A former X-Factor contestant was prevented by her (male) PR adviser from answering the question “Are you a feminisist?”
So The Gazette newspaper ran a feature and asked me to write a piece answering the question “What does feminism mean to you and can women really “have it all” with a career and a family?”
As the printed version cut out some of what I wrote, I though I’d give you both versions!
Feminism – it’s a loaded word! Somehow it’s gone from meaning an advocate of the rights and equality of women, to being short-hand for a stroppy woman moaning that life isn’t fair and that men are evil suppressors!
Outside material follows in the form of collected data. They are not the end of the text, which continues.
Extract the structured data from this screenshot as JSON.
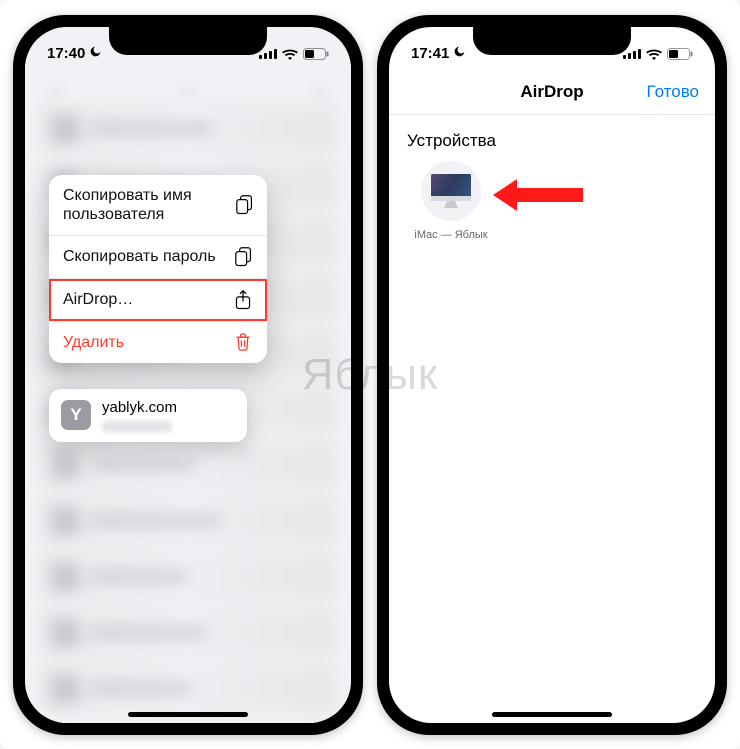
{
  "watermark": "Яблык",
  "status": {
    "time_left": "17:40",
    "time_right": "17:41"
  },
  "screen1": {
    "menu": {
      "copy_username": "Скопировать имя пользователя",
      "copy_password": "Скопировать пароль",
      "airdrop": "AirDrop…",
      "delete": "Удалить"
    },
    "preview": {
      "initial": "Y",
      "site": "yablyk.com"
    }
  },
  "screen2": {
    "nav_title": "AirDrop",
    "done": "Готово",
    "section": "Устройства",
    "device_name": "iMac — Яблык"
  }
}
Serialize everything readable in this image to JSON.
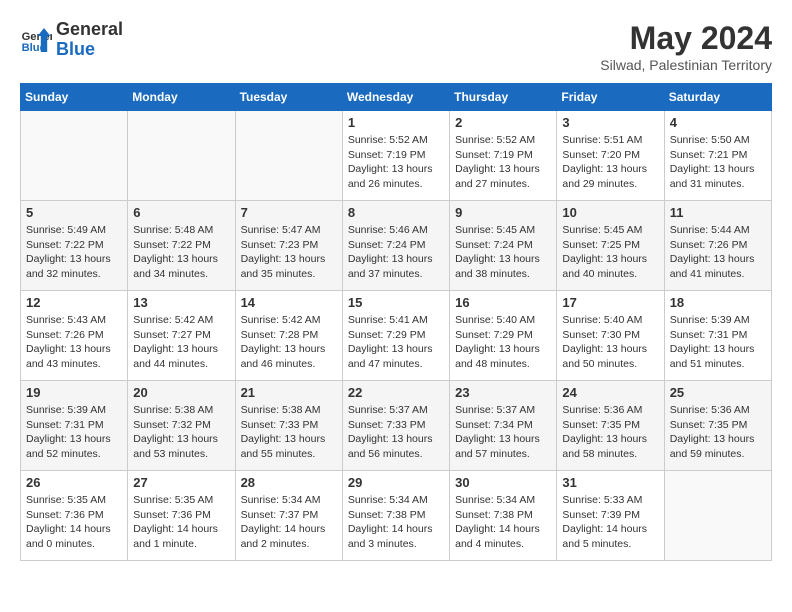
{
  "header": {
    "logo_line1": "General",
    "logo_line2": "Blue",
    "month_year": "May 2024",
    "location": "Silwad, Palestinian Territory"
  },
  "days_of_week": [
    "Sunday",
    "Monday",
    "Tuesday",
    "Wednesday",
    "Thursday",
    "Friday",
    "Saturday"
  ],
  "weeks": [
    [
      {
        "day": "",
        "info": ""
      },
      {
        "day": "",
        "info": ""
      },
      {
        "day": "",
        "info": ""
      },
      {
        "day": "1",
        "info": "Sunrise: 5:52 AM\nSunset: 7:19 PM\nDaylight: 13 hours\nand 26 minutes."
      },
      {
        "day": "2",
        "info": "Sunrise: 5:52 AM\nSunset: 7:19 PM\nDaylight: 13 hours\nand 27 minutes."
      },
      {
        "day": "3",
        "info": "Sunrise: 5:51 AM\nSunset: 7:20 PM\nDaylight: 13 hours\nand 29 minutes."
      },
      {
        "day": "4",
        "info": "Sunrise: 5:50 AM\nSunset: 7:21 PM\nDaylight: 13 hours\nand 31 minutes."
      }
    ],
    [
      {
        "day": "5",
        "info": "Sunrise: 5:49 AM\nSunset: 7:22 PM\nDaylight: 13 hours\nand 32 minutes."
      },
      {
        "day": "6",
        "info": "Sunrise: 5:48 AM\nSunset: 7:22 PM\nDaylight: 13 hours\nand 34 minutes."
      },
      {
        "day": "7",
        "info": "Sunrise: 5:47 AM\nSunset: 7:23 PM\nDaylight: 13 hours\nand 35 minutes."
      },
      {
        "day": "8",
        "info": "Sunrise: 5:46 AM\nSunset: 7:24 PM\nDaylight: 13 hours\nand 37 minutes."
      },
      {
        "day": "9",
        "info": "Sunrise: 5:45 AM\nSunset: 7:24 PM\nDaylight: 13 hours\nand 38 minutes."
      },
      {
        "day": "10",
        "info": "Sunrise: 5:45 AM\nSunset: 7:25 PM\nDaylight: 13 hours\nand 40 minutes."
      },
      {
        "day": "11",
        "info": "Sunrise: 5:44 AM\nSunset: 7:26 PM\nDaylight: 13 hours\nand 41 minutes."
      }
    ],
    [
      {
        "day": "12",
        "info": "Sunrise: 5:43 AM\nSunset: 7:26 PM\nDaylight: 13 hours\nand 43 minutes."
      },
      {
        "day": "13",
        "info": "Sunrise: 5:42 AM\nSunset: 7:27 PM\nDaylight: 13 hours\nand 44 minutes."
      },
      {
        "day": "14",
        "info": "Sunrise: 5:42 AM\nSunset: 7:28 PM\nDaylight: 13 hours\nand 46 minutes."
      },
      {
        "day": "15",
        "info": "Sunrise: 5:41 AM\nSunset: 7:29 PM\nDaylight: 13 hours\nand 47 minutes."
      },
      {
        "day": "16",
        "info": "Sunrise: 5:40 AM\nSunset: 7:29 PM\nDaylight: 13 hours\nand 48 minutes."
      },
      {
        "day": "17",
        "info": "Sunrise: 5:40 AM\nSunset: 7:30 PM\nDaylight: 13 hours\nand 50 minutes."
      },
      {
        "day": "18",
        "info": "Sunrise: 5:39 AM\nSunset: 7:31 PM\nDaylight: 13 hours\nand 51 minutes."
      }
    ],
    [
      {
        "day": "19",
        "info": "Sunrise: 5:39 AM\nSunset: 7:31 PM\nDaylight: 13 hours\nand 52 minutes."
      },
      {
        "day": "20",
        "info": "Sunrise: 5:38 AM\nSunset: 7:32 PM\nDaylight: 13 hours\nand 53 minutes."
      },
      {
        "day": "21",
        "info": "Sunrise: 5:38 AM\nSunset: 7:33 PM\nDaylight: 13 hours\nand 55 minutes."
      },
      {
        "day": "22",
        "info": "Sunrise: 5:37 AM\nSunset: 7:33 PM\nDaylight: 13 hours\nand 56 minutes."
      },
      {
        "day": "23",
        "info": "Sunrise: 5:37 AM\nSunset: 7:34 PM\nDaylight: 13 hours\nand 57 minutes."
      },
      {
        "day": "24",
        "info": "Sunrise: 5:36 AM\nSunset: 7:35 PM\nDaylight: 13 hours\nand 58 minutes."
      },
      {
        "day": "25",
        "info": "Sunrise: 5:36 AM\nSunset: 7:35 PM\nDaylight: 13 hours\nand 59 minutes."
      }
    ],
    [
      {
        "day": "26",
        "info": "Sunrise: 5:35 AM\nSunset: 7:36 PM\nDaylight: 14 hours\nand 0 minutes."
      },
      {
        "day": "27",
        "info": "Sunrise: 5:35 AM\nSunset: 7:36 PM\nDaylight: 14 hours\nand 1 minute."
      },
      {
        "day": "28",
        "info": "Sunrise: 5:34 AM\nSunset: 7:37 PM\nDaylight: 14 hours\nand 2 minutes."
      },
      {
        "day": "29",
        "info": "Sunrise: 5:34 AM\nSunset: 7:38 PM\nDaylight: 14 hours\nand 3 minutes."
      },
      {
        "day": "30",
        "info": "Sunrise: 5:34 AM\nSunset: 7:38 PM\nDaylight: 14 hours\nand 4 minutes."
      },
      {
        "day": "31",
        "info": "Sunrise: 5:33 AM\nSunset: 7:39 PM\nDaylight: 14 hours\nand 5 minutes."
      },
      {
        "day": "",
        "info": ""
      }
    ]
  ]
}
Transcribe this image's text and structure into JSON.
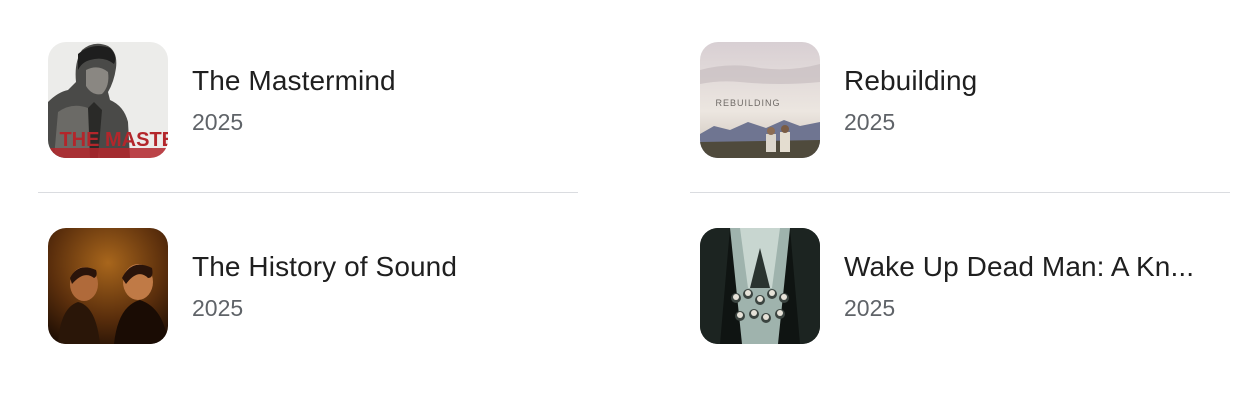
{
  "results": [
    {
      "title": "The Mastermind",
      "year": "2025",
      "poster_text": "THE MASTERMIND",
      "poster_icon": "mastermind-poster"
    },
    {
      "title": "Rebuilding",
      "year": "2025",
      "poster_text": "REBUILDING",
      "poster_icon": "rebuilding-poster"
    },
    {
      "title": "The History of Sound",
      "year": "2025",
      "poster_icon": "history-of-sound-poster"
    },
    {
      "title": "Wake Up Dead Man: A Kn...",
      "year": "2025",
      "poster_icon": "wake-up-dead-man-poster"
    }
  ]
}
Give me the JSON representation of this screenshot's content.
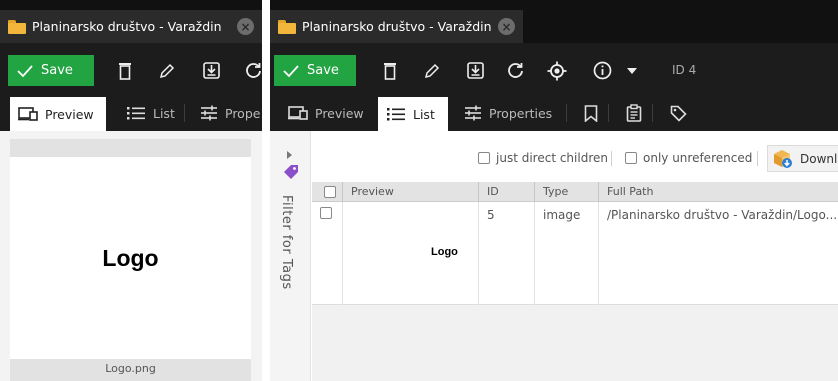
{
  "left": {
    "title": "Planinarsko društvo - Varaždin",
    "toolbar": {
      "save_label": "Save"
    },
    "tabs": [
      {
        "label": "Preview",
        "icon": "preview-icon",
        "active": true
      },
      {
        "label": "List",
        "icon": "list-icon",
        "active": false
      },
      {
        "label": "Prope",
        "icon": "properties-icon",
        "active": false
      }
    ],
    "preview": {
      "logo_text": "Logo",
      "caption": "Logo.png"
    }
  },
  "right": {
    "title": "Planinarsko društvo - Varaždin",
    "toolbar": {
      "save_label": "Save",
      "id_label": "ID 4"
    },
    "tabs": [
      {
        "label": "Preview",
        "icon": "preview-icon",
        "active": false
      },
      {
        "label": "List",
        "icon": "list-icon",
        "active": true
      },
      {
        "label": "Properties",
        "icon": "properties-icon",
        "active": false
      },
      {
        "label": "",
        "icon": "bookmark-icon",
        "active": false
      },
      {
        "label": "",
        "icon": "clipboard-icon",
        "active": false
      },
      {
        "label": "",
        "icon": "tag-icon",
        "active": false
      }
    ],
    "filter_label": "Filter for Tags",
    "options": {
      "direct_children": "just direct children",
      "unreferenced": "only unreferenced",
      "download": "Downlo"
    },
    "grid": {
      "columns": [
        "Preview",
        "ID",
        "Type",
        "Full Path"
      ],
      "rows": [
        {
          "id": "5",
          "type": "image",
          "path": "/Planinarsko društvo - Varaždin/Logo....",
          "preview_text": "Logo"
        }
      ]
    }
  },
  "colors": {
    "save_green": "#23a443",
    "folder_yellow": "#f2b63c",
    "tag_purple": "#8a4fc9",
    "dark_bg": "#1c1c1c"
  }
}
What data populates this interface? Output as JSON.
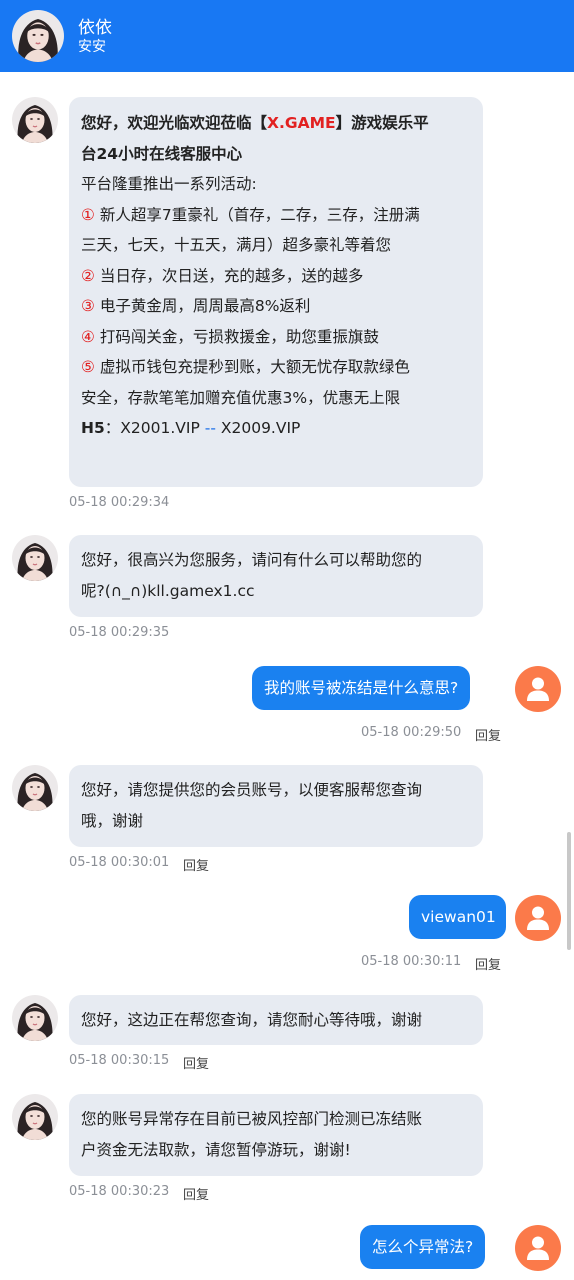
{
  "header": {
    "name": "依依",
    "subtitle": "安安",
    "accent": "#1878f3"
  },
  "welcome": {
    "bold_prefix": "您好，欢迎光临欢迎莅临【",
    "brand": "X.GAME",
    "bold_suffix": "】游戏娱乐平",
    "bold_line2": "台24小时在线客服中心",
    "line3": "平台隆重推出一系列活动:",
    "items": [
      {
        "num": "①",
        "text": "新人超享7重豪礼（首存，二存，三存，注册满"
      },
      {
        "num": "",
        "text": "三天，七天，十五天，满月）超多豪礼等着您"
      },
      {
        "num": "②",
        "text": "当日存，次日送，充的越多，送的越多"
      },
      {
        "num": "③",
        "text": "电子黄金周，周周最高8%返利"
      },
      {
        "num": "④",
        "text": "打码闯关金，亏损救援金，助您重振旗鼓"
      },
      {
        "num": "⑤",
        "text": "虚拟币钱包充提秒到账，大额无忧存取款绿色"
      },
      {
        "num": "",
        "text": "安全，存款笔笔加赠充值优惠3%，优惠无上限"
      }
    ],
    "h5_label": "H5",
    "h5_sep": "：",
    "h5_link1": "X2001.VIP",
    "h5_dash": "--",
    "h5_link2": "X2009.VIP",
    "time": "05-18 00:29:34"
  },
  "messages": [
    {
      "side": "left",
      "lines": [
        "您好，很高兴为您服务，请问有什么可以帮助您的",
        "呢?(∩_∩)kll.gamex1.cc"
      ],
      "time": "05-18 00:29:35",
      "reply": ""
    },
    {
      "side": "right",
      "lines": [
        "我的账号被冻结是什么意思?"
      ],
      "time": "05-18 00:29:50",
      "reply": "回复"
    },
    {
      "side": "left",
      "lines": [
        "您好，请您提供您的会员账号，以便客服帮您查询",
        "哦，谢谢"
      ],
      "time": "05-18 00:30:01",
      "reply": "回复"
    },
    {
      "side": "right",
      "lines": [
        "viewan01"
      ],
      "time": "05-18 00:30:11",
      "reply": "回复"
    },
    {
      "side": "left",
      "lines": [
        "您好，这边正在帮您查询，请您耐心等待哦，谢谢"
      ],
      "time": "05-18 00:30:15",
      "reply": "回复"
    },
    {
      "side": "left",
      "lines": [
        "您的账号异常存在目前已被风控部门检测已冻结账",
        "户资金无法取款，请您暂停游玩，谢谢!"
      ],
      "time": "05-18 00:30:23",
      "reply": "回复"
    },
    {
      "side": "right",
      "lines": [
        "怎么个异常法?"
      ],
      "time": "",
      "reply": ""
    }
  ],
  "icons": {
    "agent_avatar": "agent-avatar-icon",
    "user_avatar": "user-avatar-icon"
  },
  "colors": {
    "user_bubble": "#1a81f0",
    "agent_bubble": "#e7ebf2",
    "user_avatar": "#fb7a4a",
    "highlight_red": "#e22121",
    "link_blue": "#1a6ee8"
  }
}
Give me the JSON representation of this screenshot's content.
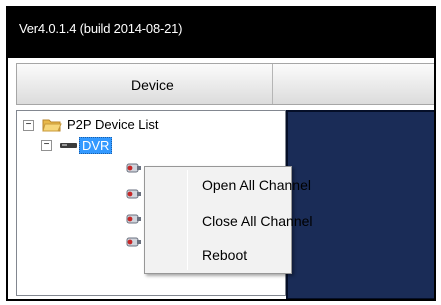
{
  "window": {
    "title": "Ver4.0.1.4 (build 2014-08-21)"
  },
  "toolbar": {
    "device_label": "Device"
  },
  "tree": {
    "root_label": "P2P Device List",
    "root_expander": "−",
    "dvr_label": "DVR",
    "dvr_expander": "−"
  },
  "context_menu": {
    "items": [
      {
        "label": "Open All Channel"
      },
      {
        "label": "Close All Channel"
      },
      {
        "label": "Reboot"
      }
    ]
  },
  "colors": {
    "selection": "#3399ff",
    "video_panel": "#1a2c57",
    "title_bar": "#000000"
  }
}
If you’d asked me when I was at university if I was a feminist, it would have been an unqualified yes. But now, it’s not so straightforward. I need to qualify my answer. I believe in egalitarianism
There are still so many inequalities – the glass ceiling is still there (we’re breaking through more often but it’s a tough slog), pay disparity has yet to be banished and women in the public eye are all too often reduced to the status of a “body.” I could go on…
But then men don’t have it all easy either. Stay at home dads are viewed with suspicion and body image issues are now more prevalent in men with a huge increase in the levels of male eating disorders.
The issue that women face is that we’ve been give the rights but not the full equality. Let’s face it, with the best will in world the responsibility of having a baby is a woman’s. Men just don’t have the correct tools for the job! And if we exclude those women who get back on their Blackberries before the placenta has been delivered, we do need to take some time off work. And that’s when we start to lose out. Out of sight and out of mind!
Having it all? No-one can. You might say men do, but do they really? Look at the parents at sports day or afternoon nativity. It’s predominately mothers. If men were having it all, they’d be there too.
If you want to have it all, you have to choose when you have it. Many women in The Business Womans Network have chosen to be self-employed so they can have a job that fits around their families in a way that “conventional” jobs don’t. When they are working, they work hard and they achieve great things. And when they are doing the family side of things, well they are pretty great at that too.
Feminist, yummy mummy, mumtrepreneur (one of my pet hates, but there’s not enough space to go into that here) call me what you want. At the end of the day, the label isn’t important.
Women are just as great as men and men are just as great as women. It’s just that we all have different skills, different talents and different roles. And until we accept, celebrate and nurture these amazing differences then we all lose out.